Response time. In the event that the User has the right resulting from the above rights, the Administrator fulfills the request or refuses to comply with it immediately, but not later than within a month after receiving it.
However, if - due to the complicated nature of the request or the number of requests - the Administrator will not be able to meet the request within a month, he will meet them within the next two months informing the User in advance within one month of receiving the request - about the intended extension of the deadline and its reasons.
Recipients of personal data
The User's personal data is transferred to entities cooperating with the Administrator in ensuring the functioning of the Portal. These include providers providing hosting services, accounting services, marketing systems, systems for analyzing website traffic, or systems for analyzing the effectiveness of marketing campaigns;
Territorial scope of data processing
Users' personal data will be processed only within the territory of the European Economic Area (EEA).
Personal data processing time
Where the basis for the processing of personal data is agreement (Article 6(1)(a) RODO), then the User's personal data is processed by the Administrator until the consent is revoked, and after the consent is revoked, for a period of time corresponding to the period of limitation of claims that the Administrator may raise against him. Unless a special provision provides otherwise, the limitation period is six years, and for claims for periodic benefits and claims related to running a business - three years.
Where the basis for data processing is the performance of a contract (Article 6(1)(b) RODO), then the User's personal data are processed by the Administrator as long as it is necessary to perform the contract, and after that time for a period corresponding to the period of limitation of claims. Unless a special provision provides otherwise, the limitation period is six years, and for claims for periodic benefits and claims related to running a business - three years.

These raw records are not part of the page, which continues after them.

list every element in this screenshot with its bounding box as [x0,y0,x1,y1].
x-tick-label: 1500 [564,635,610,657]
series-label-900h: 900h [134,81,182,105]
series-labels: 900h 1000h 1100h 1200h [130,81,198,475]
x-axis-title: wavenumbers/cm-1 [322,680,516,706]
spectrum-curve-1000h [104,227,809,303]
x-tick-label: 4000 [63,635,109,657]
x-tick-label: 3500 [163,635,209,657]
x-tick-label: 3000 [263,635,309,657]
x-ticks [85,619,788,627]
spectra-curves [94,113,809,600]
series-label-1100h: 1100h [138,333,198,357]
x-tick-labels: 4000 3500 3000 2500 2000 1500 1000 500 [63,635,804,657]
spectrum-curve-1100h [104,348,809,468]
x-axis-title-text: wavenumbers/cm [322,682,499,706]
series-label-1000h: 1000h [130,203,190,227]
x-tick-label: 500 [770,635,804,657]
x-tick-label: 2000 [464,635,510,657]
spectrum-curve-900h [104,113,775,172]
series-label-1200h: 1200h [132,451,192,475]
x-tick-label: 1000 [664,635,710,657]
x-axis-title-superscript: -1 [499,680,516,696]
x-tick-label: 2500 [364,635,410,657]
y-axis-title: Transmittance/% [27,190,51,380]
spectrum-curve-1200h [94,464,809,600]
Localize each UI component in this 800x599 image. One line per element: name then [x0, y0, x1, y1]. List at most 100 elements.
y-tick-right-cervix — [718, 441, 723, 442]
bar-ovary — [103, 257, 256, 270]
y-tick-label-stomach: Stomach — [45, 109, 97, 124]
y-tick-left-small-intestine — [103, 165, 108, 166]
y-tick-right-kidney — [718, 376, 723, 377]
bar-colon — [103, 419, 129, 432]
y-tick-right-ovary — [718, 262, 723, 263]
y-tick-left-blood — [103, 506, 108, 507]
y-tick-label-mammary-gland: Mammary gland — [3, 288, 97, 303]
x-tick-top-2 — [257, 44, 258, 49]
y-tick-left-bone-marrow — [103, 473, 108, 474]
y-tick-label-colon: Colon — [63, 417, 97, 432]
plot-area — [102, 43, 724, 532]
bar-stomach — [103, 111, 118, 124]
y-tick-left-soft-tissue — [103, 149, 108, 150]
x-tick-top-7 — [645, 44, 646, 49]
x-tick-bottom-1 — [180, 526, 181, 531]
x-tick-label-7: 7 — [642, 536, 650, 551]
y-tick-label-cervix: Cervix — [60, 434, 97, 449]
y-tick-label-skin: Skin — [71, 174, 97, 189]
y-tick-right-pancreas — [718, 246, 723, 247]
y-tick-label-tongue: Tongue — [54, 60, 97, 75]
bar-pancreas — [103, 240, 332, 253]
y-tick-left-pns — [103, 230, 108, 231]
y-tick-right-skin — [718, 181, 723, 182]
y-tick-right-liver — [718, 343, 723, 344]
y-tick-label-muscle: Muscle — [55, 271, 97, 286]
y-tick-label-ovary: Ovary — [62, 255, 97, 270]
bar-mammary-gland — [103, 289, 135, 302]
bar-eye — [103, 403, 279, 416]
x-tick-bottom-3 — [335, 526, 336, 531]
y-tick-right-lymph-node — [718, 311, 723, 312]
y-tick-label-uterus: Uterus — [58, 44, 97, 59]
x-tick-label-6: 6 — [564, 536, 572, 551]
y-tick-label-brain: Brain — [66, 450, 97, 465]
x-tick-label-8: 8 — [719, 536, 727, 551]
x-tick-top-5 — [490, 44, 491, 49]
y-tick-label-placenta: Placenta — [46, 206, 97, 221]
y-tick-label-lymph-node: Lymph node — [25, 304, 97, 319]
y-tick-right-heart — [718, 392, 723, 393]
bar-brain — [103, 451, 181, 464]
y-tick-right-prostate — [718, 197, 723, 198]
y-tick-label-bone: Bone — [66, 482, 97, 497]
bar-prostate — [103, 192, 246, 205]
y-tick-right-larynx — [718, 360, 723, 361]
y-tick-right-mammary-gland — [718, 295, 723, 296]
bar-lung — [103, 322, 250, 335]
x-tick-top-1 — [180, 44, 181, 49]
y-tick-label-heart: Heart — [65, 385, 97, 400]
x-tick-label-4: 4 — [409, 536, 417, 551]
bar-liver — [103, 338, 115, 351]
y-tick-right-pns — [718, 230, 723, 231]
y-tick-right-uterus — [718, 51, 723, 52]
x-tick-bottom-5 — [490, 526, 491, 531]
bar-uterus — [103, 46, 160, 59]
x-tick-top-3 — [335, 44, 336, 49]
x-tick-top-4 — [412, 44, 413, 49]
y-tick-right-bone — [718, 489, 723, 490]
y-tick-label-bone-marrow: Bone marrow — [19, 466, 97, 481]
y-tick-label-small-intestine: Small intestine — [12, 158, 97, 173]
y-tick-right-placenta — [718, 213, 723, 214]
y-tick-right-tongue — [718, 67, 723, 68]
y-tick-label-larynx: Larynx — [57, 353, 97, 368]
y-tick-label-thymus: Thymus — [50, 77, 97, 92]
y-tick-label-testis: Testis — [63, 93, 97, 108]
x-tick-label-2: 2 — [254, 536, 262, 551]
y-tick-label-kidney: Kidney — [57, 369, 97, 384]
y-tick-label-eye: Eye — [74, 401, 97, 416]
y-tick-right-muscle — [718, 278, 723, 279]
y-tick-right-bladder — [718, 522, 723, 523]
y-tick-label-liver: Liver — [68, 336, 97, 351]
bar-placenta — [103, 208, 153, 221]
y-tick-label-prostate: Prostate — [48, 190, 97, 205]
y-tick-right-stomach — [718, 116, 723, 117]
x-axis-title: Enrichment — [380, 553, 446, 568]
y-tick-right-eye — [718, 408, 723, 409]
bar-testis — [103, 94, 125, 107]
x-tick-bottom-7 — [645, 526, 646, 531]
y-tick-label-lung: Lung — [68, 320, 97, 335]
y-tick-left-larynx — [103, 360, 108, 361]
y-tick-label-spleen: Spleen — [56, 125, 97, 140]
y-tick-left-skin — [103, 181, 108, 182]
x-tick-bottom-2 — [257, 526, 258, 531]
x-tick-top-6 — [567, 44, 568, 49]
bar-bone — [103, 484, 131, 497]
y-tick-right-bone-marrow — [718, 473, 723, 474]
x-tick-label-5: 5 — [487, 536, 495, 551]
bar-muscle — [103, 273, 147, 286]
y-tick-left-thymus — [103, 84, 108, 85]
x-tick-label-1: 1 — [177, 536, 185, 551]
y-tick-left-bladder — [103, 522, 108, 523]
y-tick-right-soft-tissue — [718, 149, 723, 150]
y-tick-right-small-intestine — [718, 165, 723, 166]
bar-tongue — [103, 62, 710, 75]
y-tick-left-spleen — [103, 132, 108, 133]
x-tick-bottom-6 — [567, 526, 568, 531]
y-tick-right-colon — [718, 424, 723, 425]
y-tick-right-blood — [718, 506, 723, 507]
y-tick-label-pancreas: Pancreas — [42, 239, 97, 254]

In addition, despite the request to delete personal data in connection with raising an objection or withdrawing consent, the Administrator may retain certain personal data to the extent that processing is necessary to establish, pursue or defend claims, as well as to fulfill a legal obligation requiring processing on under Union law or the law of a Member State to which the Administrator is subject. This applies in particular to personal data including: name, surname, e-mail address, which data is retained for the purpose of handling complaints and claims related to the use of the Administrator's services, or additionally the address of residence / correspondence address, order number, which data are kept for the purpose of considering complaints and claims related to concluded sales contracts or the provision of services.